November 14, 2012 at 11:43 am
Hi
I must have done something really bad in a previous life as most of my current work involves dates and calculations from said dates. (only joking)
Question / Problem is.......
From todays getdate (), I need to establish the following .....
a) the last date of this current month : ie '2012-11-30 00:00:00.000'
b) the last date of the next month : ie '2012-12-31 00:00:00.000'
and
c) the last date of the subsequent month : ie '2013-01-31 00:00:00.000'
So basically from any given date (it will always be getdate () ) i need the get the last days of the current month and the last calender days of the next two months in that date format.
Any help would be greatly received
Thanks in advance
November 14, 2012 at 11:51 am
from my notes, which i swear i use daily when fiddling with dates:
--another midnight
CAST(DATEDIFF(dd,0,somedatetime) AS DATETIME).
this is one of the coolest things to use once you get your head wrapped around it.
if you select DATEDIFF(wk,0,getdate())
this will return week '5763' , which is the # of weeks (wk) from the beginning of SQL time 01/01/1900
by adding it to zero(SQL starting date '01/01/1900') with DATEADD(which returns a datetime), you get the first day of the beginning of that week 5763, which is Monday.
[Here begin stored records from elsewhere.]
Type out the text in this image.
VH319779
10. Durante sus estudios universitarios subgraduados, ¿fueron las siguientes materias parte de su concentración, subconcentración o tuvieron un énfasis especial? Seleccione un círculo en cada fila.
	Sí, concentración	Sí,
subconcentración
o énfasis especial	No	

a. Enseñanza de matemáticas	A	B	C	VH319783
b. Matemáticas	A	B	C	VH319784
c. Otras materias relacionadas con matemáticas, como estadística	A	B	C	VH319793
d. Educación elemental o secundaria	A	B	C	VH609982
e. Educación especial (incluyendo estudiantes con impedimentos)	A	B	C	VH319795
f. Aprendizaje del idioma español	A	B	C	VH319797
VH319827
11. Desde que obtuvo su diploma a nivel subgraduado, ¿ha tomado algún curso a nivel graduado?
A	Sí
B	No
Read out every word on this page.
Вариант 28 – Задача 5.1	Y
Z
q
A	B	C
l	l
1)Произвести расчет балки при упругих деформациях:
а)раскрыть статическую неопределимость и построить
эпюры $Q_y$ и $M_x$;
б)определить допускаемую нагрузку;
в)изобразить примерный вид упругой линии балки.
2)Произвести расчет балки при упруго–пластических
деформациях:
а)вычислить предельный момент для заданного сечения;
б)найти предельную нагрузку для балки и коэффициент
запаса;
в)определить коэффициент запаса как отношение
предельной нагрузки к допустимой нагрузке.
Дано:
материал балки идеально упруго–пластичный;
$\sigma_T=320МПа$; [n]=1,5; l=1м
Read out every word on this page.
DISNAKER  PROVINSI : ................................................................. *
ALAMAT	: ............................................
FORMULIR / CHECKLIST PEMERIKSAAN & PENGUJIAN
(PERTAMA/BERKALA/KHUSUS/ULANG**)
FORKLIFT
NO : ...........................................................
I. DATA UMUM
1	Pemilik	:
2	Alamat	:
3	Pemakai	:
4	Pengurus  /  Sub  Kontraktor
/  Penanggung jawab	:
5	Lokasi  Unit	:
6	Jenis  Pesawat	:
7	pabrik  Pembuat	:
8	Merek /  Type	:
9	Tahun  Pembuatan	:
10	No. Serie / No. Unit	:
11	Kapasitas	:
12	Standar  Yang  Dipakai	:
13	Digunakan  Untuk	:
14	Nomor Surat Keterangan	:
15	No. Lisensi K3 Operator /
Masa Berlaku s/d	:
Mentally, i sometimes think of this method as "truncating" all the time portion, and then selecting the begining of the period.
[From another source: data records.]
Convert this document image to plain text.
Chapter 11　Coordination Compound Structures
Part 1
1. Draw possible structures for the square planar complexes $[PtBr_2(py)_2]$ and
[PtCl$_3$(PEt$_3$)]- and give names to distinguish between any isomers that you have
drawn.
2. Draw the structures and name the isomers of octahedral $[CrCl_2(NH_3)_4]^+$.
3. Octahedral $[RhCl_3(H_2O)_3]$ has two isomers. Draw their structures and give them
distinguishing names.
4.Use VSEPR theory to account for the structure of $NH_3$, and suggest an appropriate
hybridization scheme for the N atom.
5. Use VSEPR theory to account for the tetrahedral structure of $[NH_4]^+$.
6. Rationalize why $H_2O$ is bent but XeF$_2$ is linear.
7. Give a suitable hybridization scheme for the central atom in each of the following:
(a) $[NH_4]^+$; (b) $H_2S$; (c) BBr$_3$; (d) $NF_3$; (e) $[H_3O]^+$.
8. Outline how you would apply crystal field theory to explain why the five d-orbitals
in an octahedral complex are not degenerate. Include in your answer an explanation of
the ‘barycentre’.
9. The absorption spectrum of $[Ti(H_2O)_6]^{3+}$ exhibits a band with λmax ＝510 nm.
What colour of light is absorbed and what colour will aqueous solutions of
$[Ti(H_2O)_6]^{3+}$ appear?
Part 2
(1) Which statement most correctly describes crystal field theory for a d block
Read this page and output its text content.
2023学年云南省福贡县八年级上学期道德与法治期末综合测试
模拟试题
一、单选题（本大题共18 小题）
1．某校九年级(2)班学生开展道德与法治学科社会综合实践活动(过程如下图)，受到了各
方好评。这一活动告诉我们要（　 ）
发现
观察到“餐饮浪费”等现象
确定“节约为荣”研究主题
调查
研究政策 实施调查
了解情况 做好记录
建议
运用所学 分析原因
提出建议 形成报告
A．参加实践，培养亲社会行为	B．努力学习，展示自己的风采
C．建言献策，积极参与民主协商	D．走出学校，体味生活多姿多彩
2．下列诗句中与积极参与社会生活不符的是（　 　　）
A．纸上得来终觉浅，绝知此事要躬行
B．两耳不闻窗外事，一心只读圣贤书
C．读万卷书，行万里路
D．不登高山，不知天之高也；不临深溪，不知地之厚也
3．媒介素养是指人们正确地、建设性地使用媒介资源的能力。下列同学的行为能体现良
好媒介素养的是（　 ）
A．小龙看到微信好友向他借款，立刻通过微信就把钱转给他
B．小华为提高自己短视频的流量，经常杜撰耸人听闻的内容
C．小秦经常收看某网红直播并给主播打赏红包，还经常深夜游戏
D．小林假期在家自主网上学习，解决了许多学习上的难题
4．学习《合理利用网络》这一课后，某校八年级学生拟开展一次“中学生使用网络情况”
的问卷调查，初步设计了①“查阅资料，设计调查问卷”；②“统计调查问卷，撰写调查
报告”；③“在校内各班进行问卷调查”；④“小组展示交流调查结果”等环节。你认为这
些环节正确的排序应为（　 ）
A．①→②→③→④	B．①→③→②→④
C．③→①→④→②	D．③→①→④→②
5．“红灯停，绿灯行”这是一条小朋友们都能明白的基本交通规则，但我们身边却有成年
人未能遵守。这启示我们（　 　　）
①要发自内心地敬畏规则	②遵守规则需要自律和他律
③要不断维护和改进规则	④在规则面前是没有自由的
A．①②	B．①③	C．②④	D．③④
the same concept works when you add months, years, or quarters...and even hours minutes seconds.....you get the # of [unit you selected] since the beginning of SQL Time, and by adding that #periods to zero(SQL start date), you get the beginning of that period.
run this query so you have everything in front of you:
select
getdate(), --2010-06-16 10:08:47.680
DATEDIFF(wk,0,getdate()), --week '5763' from the beginning of SQL time 01/01/1900
DATEADD(wk, DATEDIFF(wk,0,getdate()), 0) --by adding zero, we return a date that is the first day of the week 5763
here's a collection of "firsts and lasts" i've saved in my snippets:
--find the first business day (Monday) of this month
select DATEADD(wk,DATEDIFF(wk,0,dateadd(dd,6 - datepart(day,getdate()),getdate())), 0)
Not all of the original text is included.